TL;DRPerplexity AI announced a platform at Computex that dynamically routes AI inference between PCs and cloud servers in real time, acting as an “air-traffic controller” for AI tasks. The chip-agnostic system targets the cost crisis of centralised inference as Perplexity’s revenue hits $500 million.

Perplexity AI has developed a platform that dynamically splits AI workloads between personal computers and cloud servers, deciding in real time which tasks can run locally on a PC’s processor and which need the power of data centre hardware. CEO Aravind Srinivas announced the system at Computex in Taipei on Tuesday, describing it as an “air-traffic controller for AI tasks” designed to reduce the cost of inference, the process of running trained AI models to generate responses.

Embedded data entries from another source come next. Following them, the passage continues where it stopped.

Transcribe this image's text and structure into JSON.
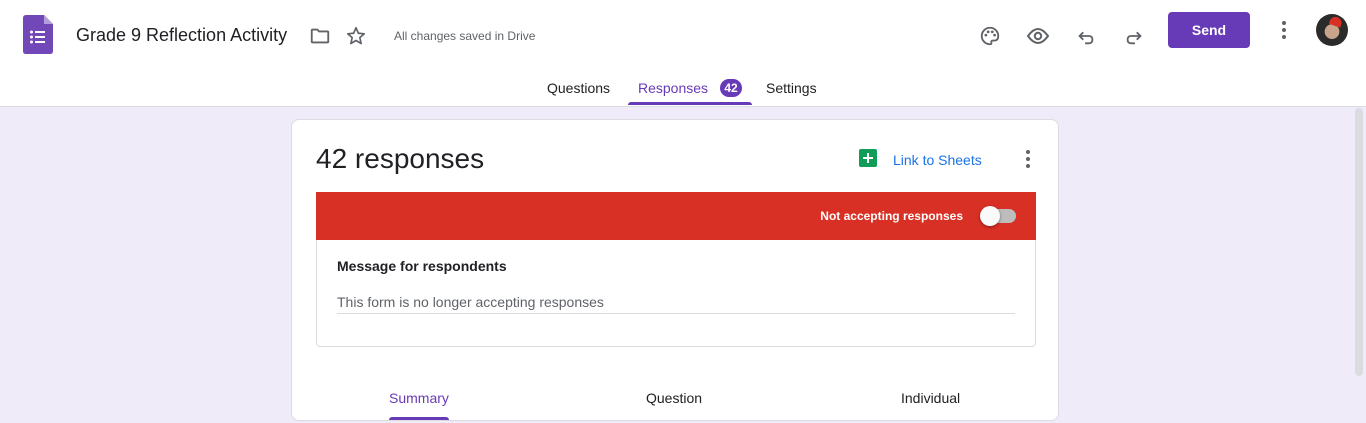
{
  "header": {
    "doc_title": "Grade 9 Reflection Activity",
    "saved_status": "All changes saved in Drive",
    "send_label": "Send",
    "icons": [
      "forms-logo-icon",
      "folder-icon",
      "star-icon",
      "palette-icon",
      "eye-icon",
      "undo-icon",
      "redo-icon",
      "more-vert-icon",
      "avatar"
    ]
  },
  "tabs": {
    "questions": "Questions",
    "responses": "Responses",
    "responses_count": "42",
    "settings": "Settings",
    "active": "responses"
  },
  "card": {
    "response_count_label": "42 responses",
    "link_sheets_label": "Link to Sheets",
    "accepting_label": "Not accepting responses",
    "accepting_on": false,
    "message_label": "Message for respondents",
    "message_value": "This form is no longer accepting responses"
  },
  "sub_tabs": {
    "summary": "Summary",
    "question": "Question",
    "individual": "Individual",
    "active": "summary"
  },
  "colors": {
    "accent": "#673ab7",
    "background": "#f0ebf8",
    "banner_red": "#d93025",
    "link_blue": "#1a73e8",
    "sheets_green": "#0f9d58"
  }
}
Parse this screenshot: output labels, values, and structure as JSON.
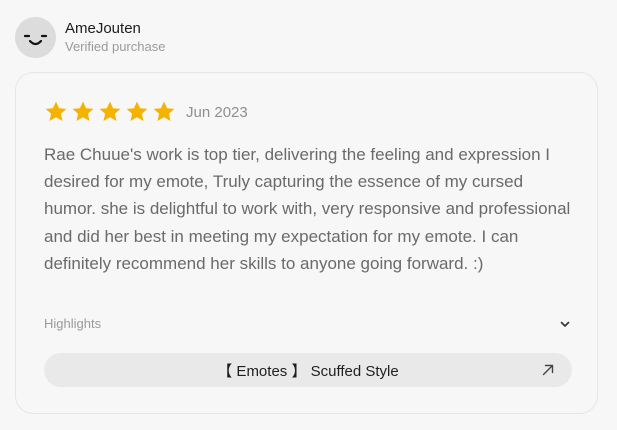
{
  "reviewer": {
    "name": "AmeJouten",
    "badge": "Verified purchase",
    "avatar_icon": "smiley-face-icon"
  },
  "review": {
    "rating": 5,
    "rating_max": 5,
    "star_color": "#f5b301",
    "date": "Jun 2023",
    "text": "Rae Chuue's work is top tier, delivering the feeling and expression I desired for my emote, Truly capturing the essence of my cursed humor. she is delightful to work with, very responsive and professional and did her best in meeting my expectation for my emote. I can definitely recommend her skills to anyone going forward. :)"
  },
  "highlights": {
    "label": "Highlights",
    "icon": "chevron-down-icon"
  },
  "product": {
    "name": "【 Emotes 】 Scuffed Style",
    "icon": "arrow-up-right-icon"
  }
}
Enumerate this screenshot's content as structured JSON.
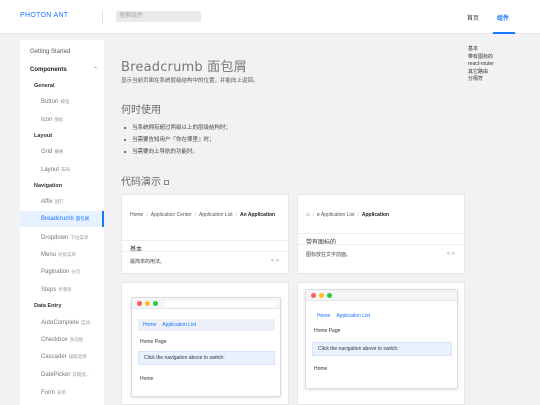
{
  "header": {
    "logo": "PHOTON ANT",
    "search_placeholder": "搜索组件",
    "nav": {
      "home": "首页",
      "components": "组件"
    }
  },
  "sidebar": {
    "getting_started": "Getting Started",
    "components": "Components",
    "groups": {
      "general": "General",
      "layout": "Layout",
      "navigation": "Navigation",
      "data_entry": "Data Entry"
    },
    "items": [
      {
        "label": "Button",
        "sub": "按钮"
      },
      {
        "label": "Icon",
        "sub": "图标"
      },
      {
        "label": "Grid",
        "sub": "栅格"
      },
      {
        "label": "Layout",
        "sub": "布局"
      },
      {
        "label": "Affix",
        "sub": "固钉"
      },
      {
        "label": "Breadcrumb",
        "sub": "面包屑"
      },
      {
        "label": "Dropdown",
        "sub": "下拉菜单"
      },
      {
        "label": "Menu",
        "sub": "导航菜单"
      },
      {
        "label": "Pagination",
        "sub": "分页"
      },
      {
        "label": "Steps",
        "sub": "步骤条"
      },
      {
        "label": "AutoComplete",
        "sub": "自动..."
      },
      {
        "label": "Checkbox",
        "sub": "多选框"
      },
      {
        "label": "Cascader",
        "sub": "级联选择"
      },
      {
        "label": "DatePicker",
        "sub": "日期选..."
      },
      {
        "label": "Form",
        "sub": "表单"
      }
    ]
  },
  "main": {
    "title": "Breadcrumb 面包屑",
    "subtitle": "显示当前页面在系统层级结构中的位置，并能向上返回。",
    "when_title": "何时使用",
    "bullets": [
      "当系统拥有超过两级以上的层级结构时；",
      "当需要告知用户『你在哪里』时；",
      "当需要向上导航的功能时。"
    ],
    "examples_title": "代码演示"
  },
  "cards": {
    "basic": {
      "crumbs": [
        "Home",
        "Application Center",
        "Application List"
      ],
      "current": "An Application",
      "meta_title": "基本",
      "meta_desc": "最简单的用法。",
      "code_toggle": "< >"
    },
    "icon": {
      "crumbs": [
        "Application List"
      ],
      "current": "Application",
      "meta_title": "带有图标的",
      "meta_desc": "图标放在文字前面。",
      "code_toggle": "< >"
    },
    "router_left": {
      "nav": [
        "Home",
        "Application List"
      ],
      "page": "Home Page",
      "note": "Click the navigation above to switch:",
      "footer": "Home"
    },
    "router_right": {
      "nav": [
        "Home",
        "Application List"
      ],
      "page": "Home Page",
      "note": "Click the navigation above to switch:",
      "footer": "Home"
    }
  },
  "toc": [
    "基本",
    "带有图标的",
    "react-router",
    "其它路由",
    "分隔符"
  ],
  "colors": {
    "accent": "#1677ff",
    "lamp_red": "#ff5f57",
    "lamp_yellow": "#febc2e",
    "lamp_green": "#28c840"
  }
}
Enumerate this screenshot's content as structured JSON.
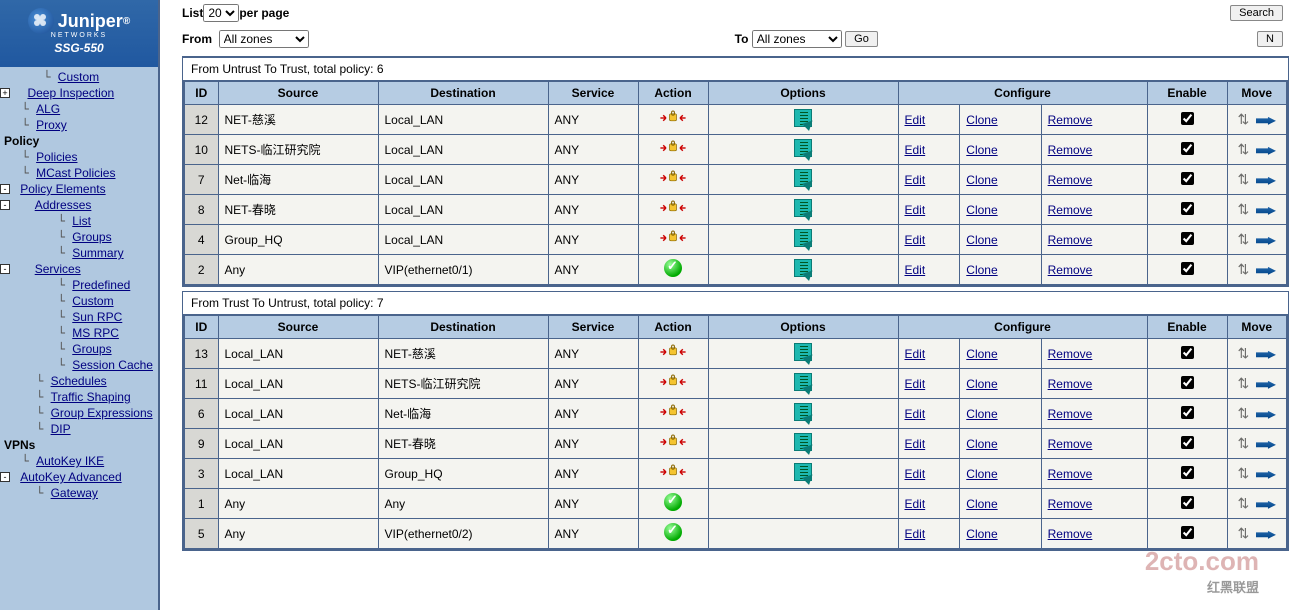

“You don’t want all your compute centralised in servers and everything running through the largest models,” Srinivas said in a Bloomberg Television interview. “You’re already reading reports of how people are freaking out about their cost. Some people are spending half a billion dollars per month. What you actually want is efficient value per watt per user.”

How it works

The system evaluates each AI task and routes it to the most efficient compute layer. Simple operations that modern PC processors can handle, such as summarisation, formatting, or lightweight classification, run locally without touching the cloud. More complex tasks that require large model inference, such as multi-step reasoning or retrieval-augmented generation across large datasets, get routed to cloud servers. The routing decision happens in real time, invisible to the user.